Psalm 100:1
a time and a season
A psalm for David himself. Mercy and judgment I will sing to thee, O Lord: I will sing (Psalm 100:1 DR)
In many missals you will find an excellent prayer of St. Augustine for use following the reception of Holy Communion. It perhaps sums up the internal struggle that we all experience. An excerpt:
Before Thy eyes, O Lord, we bring our offences, and we compare them with the stripes we have received.
If we consider the evil we have wrought, what we suffer is little, what we deserve is great.
What we have committed is very grave, what we have suffered is very slight.
We feel the punishment of sin, yet withdraw not from the obstinacy of sinning.
Under Thy lash our inconstancy is visited, but our sinfulness is not changed.
(Prayer of St. Augustine)
There is a fascinating interplay of mercy and judgment at work in this prayer, and he deals with this same interplay in this verse from Psalm 100. He begins by noting that in our own human experience there is an uneven application of the two:
For when men judge, sometimes overcome by mercy, they act against justice; and mercy, but not justice, seems to be in them: while sometimes, when they wish to enforce a rigid judgment, they lose mercy. (St. Augustine, Expositions on the Psalms, 101, 1.)
But God is not limited in such a way, and in him mercy and judgment are not actually two different things but are the same divine act. Rather, our experience of this divine act is mediated through time, and thus we experience the same divine act in a variegated way. There are seasons of mercy and judgment:
But God neither loses the severity of judgment in the bounty of mercy, nor in judging with severity loses the bounty of mercy. Suppose we distinguish these two, mercy and judgment, by time; for possibly, they are not placed in this order without a meaning, so that he said not judgment and mercy, but mercy and judgment: so that if we distinguish them by succession in time, perhaps we find that the present is the season for mercy, the future for judgment. (ibid.)

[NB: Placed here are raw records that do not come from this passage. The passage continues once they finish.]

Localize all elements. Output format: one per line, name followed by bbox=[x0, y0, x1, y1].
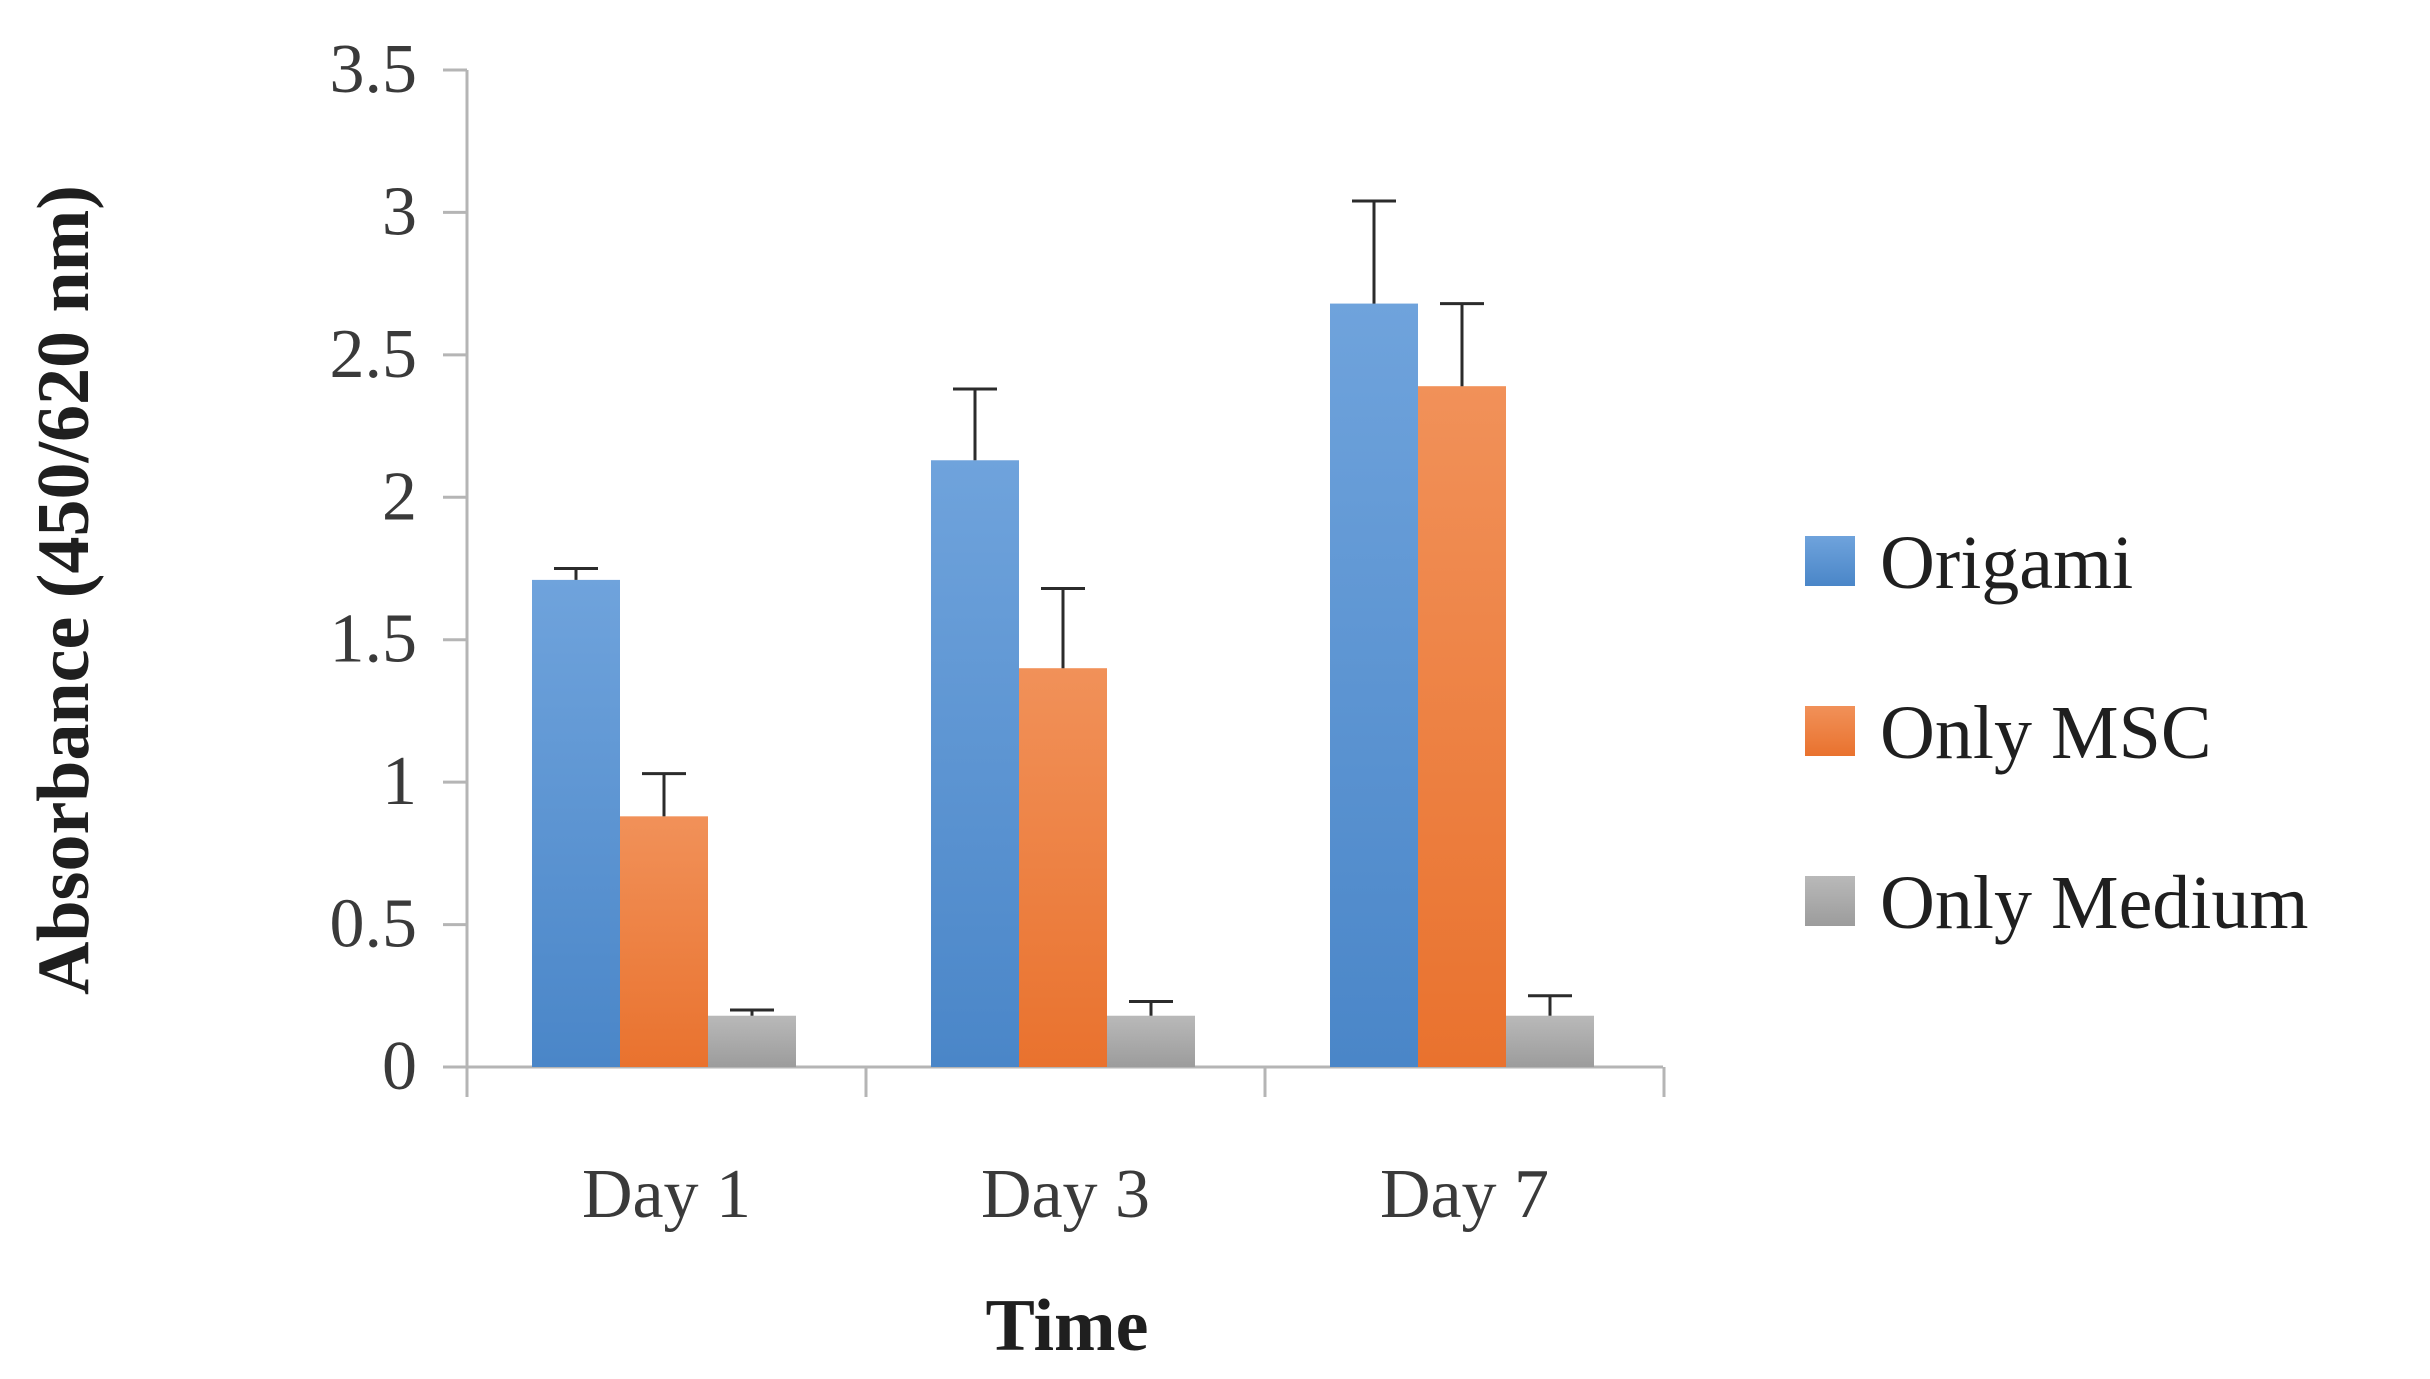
x-tick-label: Day 3 bbox=[981, 1156, 1150, 1233]
legend-swatch-only-msc bbox=[1805, 706, 1855, 756]
legend-label: Only Medium bbox=[1880, 861, 2309, 945]
bar-only-medium bbox=[708, 1015, 796, 1067]
bar-only-msc bbox=[1019, 668, 1107, 1067]
error-bars bbox=[554, 199, 1572, 1016]
y-tick-label: 2 bbox=[382, 458, 417, 535]
y-tick-label: 1.5 bbox=[330, 601, 418, 678]
bar-only-medium bbox=[1506, 1015, 1594, 1067]
legend: Origami Only MSC Only Medium bbox=[1805, 521, 2309, 945]
legend-label: Origami bbox=[1880, 521, 2133, 605]
bar-origami bbox=[532, 579, 620, 1067]
legend-swatch-origami bbox=[1805, 536, 1855, 586]
y-tick-label: 0 bbox=[382, 1028, 417, 1105]
y-tick-label: 3.5 bbox=[330, 31, 418, 108]
y-tick-label: 0.5 bbox=[330, 886, 418, 963]
bar-only-medium bbox=[1107, 1015, 1195, 1067]
bar-origami bbox=[931, 460, 1019, 1067]
y-tick-label: 1 bbox=[382, 743, 417, 820]
x-axis: Day 1 Day 3 Day 7 bbox=[465, 1065, 1666, 1233]
x-axis-title: Time bbox=[985, 1285, 1148, 1367]
y-axis: 0 0.5 1 1.5 2 2.5 3 3.5 bbox=[330, 31, 469, 1105]
bars bbox=[532, 303, 1594, 1068]
bar-only-msc bbox=[620, 816, 708, 1067]
x-tick-label: Day 7 bbox=[1380, 1156, 1549, 1233]
legend-swatch-only-medium bbox=[1805, 876, 1855, 926]
y-axis-title: Absorbance (450/620 nm) bbox=[23, 185, 105, 995]
x-tick-label: Day 1 bbox=[582, 1156, 751, 1233]
legend-label: Only MSC bbox=[1880, 691, 2212, 775]
bar-only-msc bbox=[1418, 386, 1506, 1068]
y-tick-label: 2.5 bbox=[330, 316, 418, 393]
bar-origami bbox=[1330, 303, 1418, 1067]
y-tick-label: 3 bbox=[382, 173, 417, 250]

He observes that God’s season of mercy comes first in time in the order of creation, how the sun rises on the evil and the good, and that this is not an injustice in the face of sin because God allows this season to give opportunity for repentance.
However, we are often quick to despise God’s mercy and forbearance, and will even presume upon it:
Hear the Apostle distinguishing each season, and do thou also distinguish it....Do you think, he says, O man, that judgest them that do such things, and doest the same, that you shall escape the judgment of God? And as if we were to reply, Why do I commit such sins daily, and no evil occurs unto me? …Now hear the season of judgment… But you, says the Apostle, after your hardness and impenitent heart, treasurest up unto yourself wrath against the day of wrath, and revelation of the righteous judgment of God, who will render to every man according to his deeds. (St. Augustine, Expositions on the Psalms, 101, 2.)
From this verse in this Psalm he concludes that our hope in God’s mercy must not make us disdainful of his judgment, or imagine that the season of mercy is without end. The season of mercy is a great gift to be taken advantage of while it lasts precisely because it will not last forever. St. Augustine uses St. Paul as an example, the latter who was:
"...a blasphemer, and a persecutor, and injurious: but I obtained mercy." "...The Lord, the righteous Judge, shall render to me at that day:" he adds, "and not to me only, but unto all them also that love His appearing" and His kingdom. (ibid.)
He concludes by exhorting his readers, much like he does in his wonderful prayer, to not presume upon God’s mercy nor to live with impunity, but to be sober-minded about one’s faults, and to cry out for mercy while it is still in season:
Since therefore, brethren, we have a season of mercy let us not on that account flatter, or indulge ourselves, saying, God spares ever... (ibid.)
For this animation I found this verse in the form of a Responsory from the Hartker antiphonary, which was a 10th century manuscript from St. Gall, Switzerland. It is one of the earliest examples that includes both the text and musical notation for the Divine Office.
The neumes used in the Hartker manuscript are not notation in the modern sense, in that they don’t indicate precise pitch but only do so in a relative sense. Instead, they give more of the “flow” of the music, which would presumably have already been memorized by those singing it and thus would have likely served as a reminder of what was already known rather than something to sight sing from.
At any rate, I took the first line of this piece and cut out each syllable and neume in Photoshop, retaining the relative vertical positions on the manuscript. I then offset them in time to create the animation, while still retaining the relative position of syllable to neume(s).
The red “R” with a dash over it at the beginning indicates in the manuscript that this is a responsory.
I originally had thought of doing the entire responsory, but that would have simply gone too fast, and I think it was a better decision to keep it more limited to the text of the Psalm. I also toyed with just having it move across from left to right, keeping the whole text in view, but I ended up going this direction for purely aesthetic reasons.
Enjoy.
A psalm for David himself. Mercy and judgment I will sing to thee, O Lord: I will sing.